How does AI in radiology fit into this current landscape? More and more radiology practices are utilizing some type of AI. Some of this AI adoption in radiology falls outside of the clinical aspect with AI tools largely addressing a practice’s administrative and business needs. These may include tools for enhancing radiology dictation and reporting and a variety of business management applications.

From a clinical standpoint, AI is exploding. The future of patient outcomes related to some of these applications is very exciting. However, there are currently over 650 radiology-specific AI applications that are FDA cleared and less than 20 have established CPT codes. All but one of those are Category III codes, which often are not reimbursed. The only application that obtained Category I status as of this year is Coronary FFR-CT, which we will highlight in the case study below.

Case Study

A radiology practice and ADVOCATE client began the process of reviewing a new AI application, Coronary Fractional Flow Reserve (FFR-CT) in 2020.  FFR-CT uses a tool to analyze data from a CTA to generate a 3D model of the coronary arteries to more accurately identify blockages.

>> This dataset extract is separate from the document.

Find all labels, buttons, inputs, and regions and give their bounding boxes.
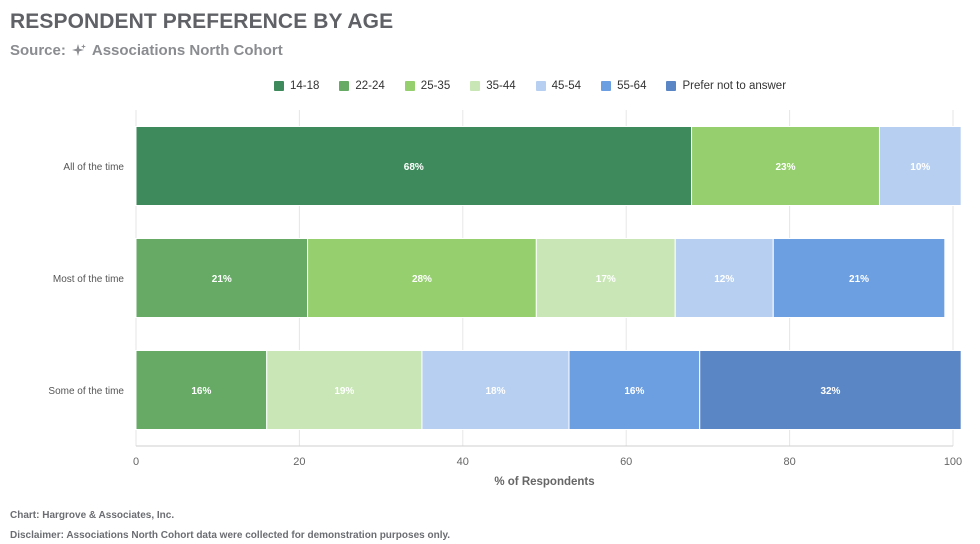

The timeline below demonstrates the pivotal moments for this client. Once the initial billings for FFR-CT began in 2021, the practice started receiving some reimbursement, but many payers still denied claims as experimental. Vendor assistance and a hospital stipend on denied claims provided additional financial assistance for the practice. Throughout 2022 there was a significant decrease in denials due to noncoverage, and reimbursement ramped up. Between 2021 and 2023 the practice experienced a 235% increase in collections for the procedure and this was WITHOUT a Category I CPT code. This is extremely encouraging and may signal that reimbursement for some of these AI applications could accelerate at an unprecedented pace.

This practice’s success was achieved through a collaborative effort involving the radiology practice, payers, and billing staff.


Key Takeaways & Tips for Adopting New Technologies

  • When looking to invest in new technology, practices should consider the intended use and how it will be integrated into the existing workflow.
  • Research into market demand and referrer education can mitigate potential losses
  • Strong communication with hospitals is imperative.
  • Strong payer relationships will enable better reimbursement feedback in advance.
  • Medicare billing guidelines can be slow to incorporate the realities of new technologies. Code development and subsequent reimbursement can substantially lag technological development, but we are seeing some encouraging signs in the industry that the lag with AI applications may be reduced.